Predicting my performance and formulating a race plan for short races is a tough exercise for me. I have not trained for short distance speed, well, ever. Since I started running, I have always been training for a marathon event. Consequently, my fastest relative times are at the half marathon distance and above, and I am totally fine with that. Some day I'll get the bug to run fast and short, but for now, I am content to keep knocking time off my marathon.
I have enjoyed the faster workouts I've done in the last two weeks. Last week I blogged about the 1/4 mile repeats I did along the bike trail. This week I got to actually take my workout to the track! I had a total of 12 miles to run Tuesday, and of course, I missed my early girlie appointment yet again. This time, I think it worked out to my advantage. It has been warmer this week, so an evening run gave me a chance to acclimate to the heat for the race this weekend. I ran from my house to the Sacramento State University practice track and did my strides along the way. It was about 85 degrees or so when I started, so I knew I was going to get in some good heat training.

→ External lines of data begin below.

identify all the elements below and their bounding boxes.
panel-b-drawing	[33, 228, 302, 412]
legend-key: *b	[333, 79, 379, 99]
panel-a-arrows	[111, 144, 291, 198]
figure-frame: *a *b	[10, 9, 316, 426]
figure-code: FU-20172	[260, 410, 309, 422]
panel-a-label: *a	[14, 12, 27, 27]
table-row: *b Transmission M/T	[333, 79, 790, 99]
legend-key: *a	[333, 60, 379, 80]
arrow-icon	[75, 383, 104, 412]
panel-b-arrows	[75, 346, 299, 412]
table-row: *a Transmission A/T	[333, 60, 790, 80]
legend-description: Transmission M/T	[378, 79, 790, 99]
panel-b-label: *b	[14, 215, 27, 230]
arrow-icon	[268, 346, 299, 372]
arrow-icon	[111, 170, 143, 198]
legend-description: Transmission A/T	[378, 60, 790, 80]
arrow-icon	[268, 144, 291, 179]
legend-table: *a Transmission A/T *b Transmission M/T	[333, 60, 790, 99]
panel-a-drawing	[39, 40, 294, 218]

I got to the track and had to share the two narrow lanes with about 30 other runners. For the most part, they were courteous and jogged in the second lane when not going fast, but I felt like I was in lane 2 most of the workout. The workout was 8 x 600m cutdown style. So, the first 200m was run at 10k effort, then 300m (without rest) at 5k effort, and the last 100m faster but in control. The rest was a 2 minute jog. I had no idea what to shoot for in this workout in terms of splits. This was further complicated by the fact that every watch/GPS unit I tried on before leaving home was dead except a fancy little Nike number that gave me a blank screen every time I pressed a button. So, I had a semi-functional split watch as my only measuring tool. The horror!
I started out with a 39 second 200, and immediately knew that I was starting too hot. I slowed to 40 for the next 200m split and then kicked it in for a 1:57 600m. This felt too fast, but I couldn't calculate what the pace was on the fly. I now realize it was under 5:15 pace. I started to really concentrate on effort and became a lot more consistent. My 8, 600m splits looked like this:
1 - 1:57
2 - 2:01
3 - 2:03
4 - 2:06
5 - 2:05
6 - 2:04
7 - 2:04
8 - 2:04
Those last 3 repeats were metronome like. I felt totally dialed in and also felt like I could have done more when I had finished. I did have another 4.5 miles ahead of me after this, and ended up closer to 14 miles total for the evening. I felt great after this workout; like I had some speed in my marathon legs.
So, back to my race goals for Shriner's. My safe goal is to PR. My PR is from 2 years ago and is 31:25. I'm pretty sure that one is coming down. Ratcheting down from there, my next goal is to run under 6:00 min/mile pace for each split with an average pace below 6:00 min/mile as a close second. Finally, if the summer sun is truly aligned with my 7 chakras, I would like to run a time equivalent to my Valentine's Run performance at the beginning of the last training cycle. That would end up being around a 29:36 or so. I could, of course, run faster since my half marathon PR predicts a 28:30ish 8k. I guess if I were actually training for this race, I could achieve that mark, but for now I'm looking to at least PR.
Good luck to everyone racing tomorrow and especially those ultra runners taking on the Western States 100 miler next weekend! Race hard!